母が包丁を持ち出して…貧困の女子高生が“夜の仕事”を踏みとどまれたわけ|漫画『東京のど真ん中で、生活保護JKだった話』

高校生で夜のバイトも考えた。区役所員の言葉が自立の後押しに

現在、兄は社会復帰を果たして結婚もしています。出版が決まった際にはとても応援してくれて、漫画制作にも協力してくれました。ただ、兄に対する批判も少なからずあったのは悲しかったです。私が楽観的でいられたのも、兄が守ってくれていたり、ふたり兄妹だから乗り越えられた面もあるので……。

――そうした家庭の悩みを抱えながらも、学校生活や公務員試験の勉強に前向きに取り組めた理由とは?
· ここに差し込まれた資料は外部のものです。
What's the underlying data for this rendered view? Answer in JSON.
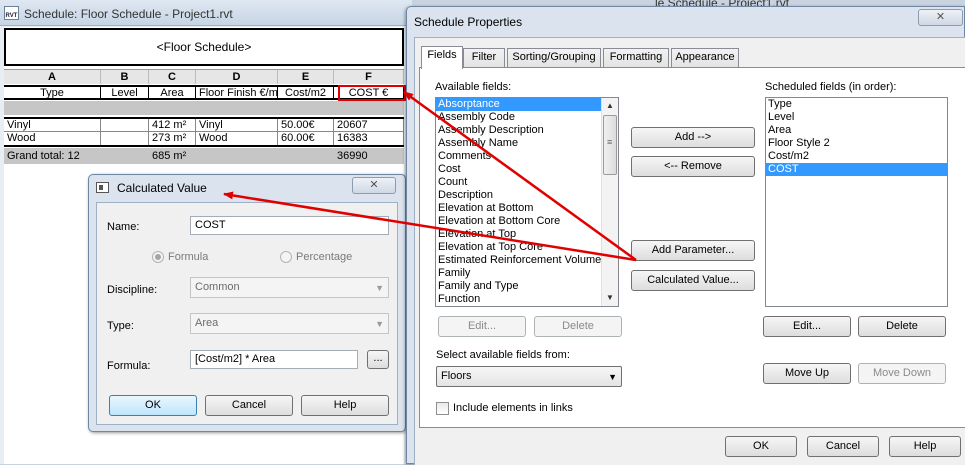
{
  "schedule_window": {
    "icon_text": "RVT",
    "title": "Schedule: Floor Schedule - Project1.rvt",
    "header": "<Floor Schedule>",
    "column_letters": [
      "A",
      "B",
      "C",
      "D",
      "E",
      "F"
    ],
    "column_headers": [
      "Type",
      "Level",
      "Area",
      "Floor Finish €/m",
      "Cost/m2",
      "COST €"
    ],
    "rows": [
      [
        "Vinyl",
        "",
        "412 m²",
        "Vinyl",
        "50.00€",
        "20607"
      ],
      [
        "Wood",
        "",
        "273 m²",
        "Wood",
        "60.00€",
        "16383"
      ]
    ],
    "grand_total": [
      "Grand total: 12",
      "685 m²",
      "36990"
    ]
  },
  "calc_dialog": {
    "title": "Calculated Value",
    "close_glyph": "✕",
    "name_label": "Name:",
    "name_value": "COST",
    "formula_option": "Formula",
    "percentage_option": "Percentage",
    "discipline_label": "Discipline:",
    "discipline_value": "Common",
    "type_label": "Type:",
    "type_value": "Area",
    "formula_label": "Formula:",
    "formula_value": "[Cost/m2] * Area",
    "browse_label": "...",
    "ok_label": "OK",
    "cancel_label": "Cancel",
    "help_label": "Help"
  },
  "props_dialog": {
    "behind_title": "le Schedule - Project1.rvt",
    "title": "Schedule Properties",
    "close_glyph": "✕",
    "tabs": [
      "Fields",
      "Filter",
      "Sorting/Grouping",
      "Formatting",
      "Appearance"
    ],
    "available_label": "Available fields:",
    "available_fields": [
      "Absorptance",
      "Assembly Code",
      "Assembly Description",
      "Assembly Name",
      "Comments",
      "Cost",
      "Count",
      "Description",
      "Elevation at Bottom",
      "Elevation at Bottom Core",
      "Elevation at Top",
      "Elevation at Top Core",
      "Estimated Reinforcement Volume",
      "Family",
      "Family and Type",
      "Function"
    ],
    "scheduled_label": "Scheduled fields (in order):",
    "scheduled_fields": [
      "Type",
      "Level",
      "Area",
      "Floor Style 2",
      "Cost/m2",
      "COST"
    ],
    "add_label": "Add -->",
    "remove_label": "<-- Remove",
    "add_parameter_label": "Add Parameter...",
    "calculated_value_label": "Calculated Value...",
    "edit_left_label": "Edit...",
    "delete_left_label": "Delete",
    "edit_right_label": "Edit...",
    "delete_right_label": "Delete",
    "select_from_label": "Select available fields from:",
    "select_from_value": "Floors",
    "move_up_label": "Move Up",
    "move_down_label": "Move Down",
    "include_links_label": "Include elements in links",
    "ok_label": "OK",
    "cancel_label": "Cancel",
    "help_label": "Help"
  },
  "colors": {
    "annotation": "#e00000",
    "selection": "#3399ff"
  }
}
五十嵐:友人たちや当時の彼氏、そして区役職員の柳さんの存在に支えられましたね。中学時代からの友人は、我が家の窮状を知っても変わらず接してくれて、今でも仲良しです。柳さんとは、地域ボランティアを介して知り合ったのですが、私が高校を卒業する際に、生活保護の「世帯分離(※)」について教えてくれて、家を出て自立するための後押しをしてくれた恩人でもあります。


本当に生活がギリギリになったとき、高校生では働けない夜の街で高時給のアルバイトをしようか迷いましたが、友だちや彼氏、柳さんの顔が浮かんで踏みとどまれました。
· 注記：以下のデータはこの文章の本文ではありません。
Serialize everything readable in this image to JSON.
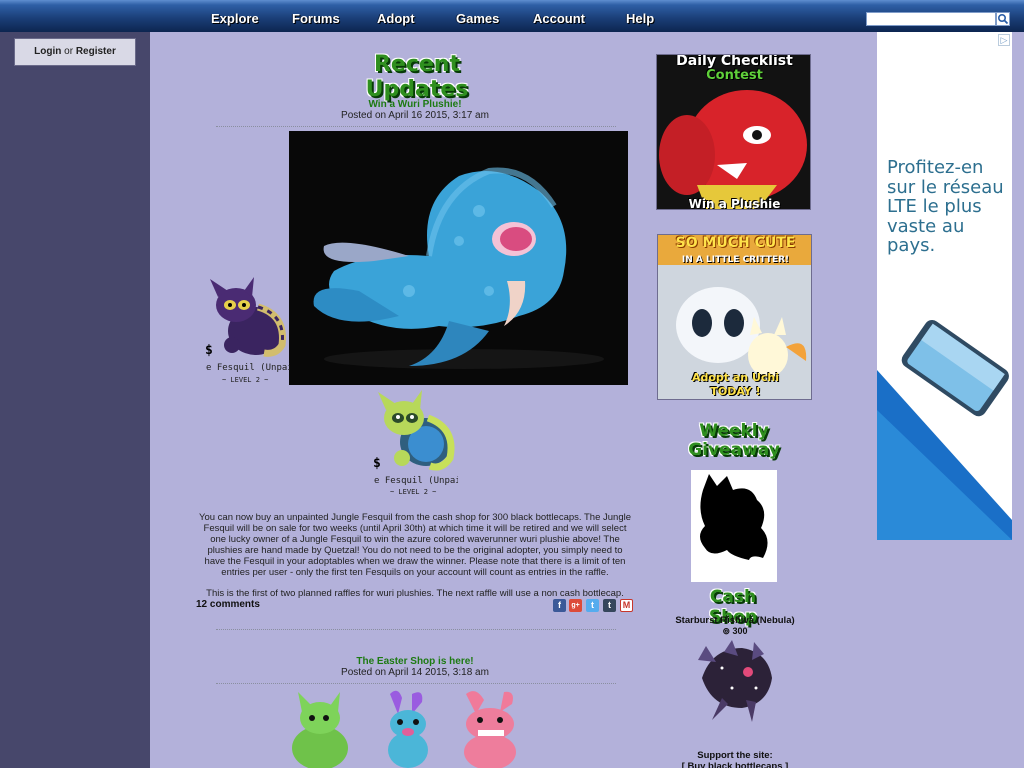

(※)家族との住民票を分けること。生活保護世帯の場合、独立した家族分の保護費が減額される。

ちなみに、高校時代の彼氏とは16年の交際を経て結婚し、今は夫になっています。彼には、付き合いはじめてすぐのタイミングで「うちは生活保護を受給している」と伝えましたね。

高校時代、彼氏に生活保護をカミングアウト

――なかなか勇気がいるカミングアウトですね……。

五十嵐:当時は、高校3年生で「公務員試験を受ける」という進路の話をした流れで打ち明けたような気がします。それで相手に引かれてしまえば、それまでの関係ですし(笑)。一方の彼はうちが生活保護家庭だと知っても、引くでもなく同情するでもなく「そうなんだ」とフラットに受け止めてくれました。


彼の家は父子家庭で、幼い頃から家事全般を彼氏が担っていたからか、とても大人で自立した考えを持っていたんです。

私の就職が決まり、これから家族を養わなければならないかも……と悩んでいるときも「それはあなたが責任を負わなければならないことではない」「自分で道を選択していい」と言ってくれて、とても救われましたね。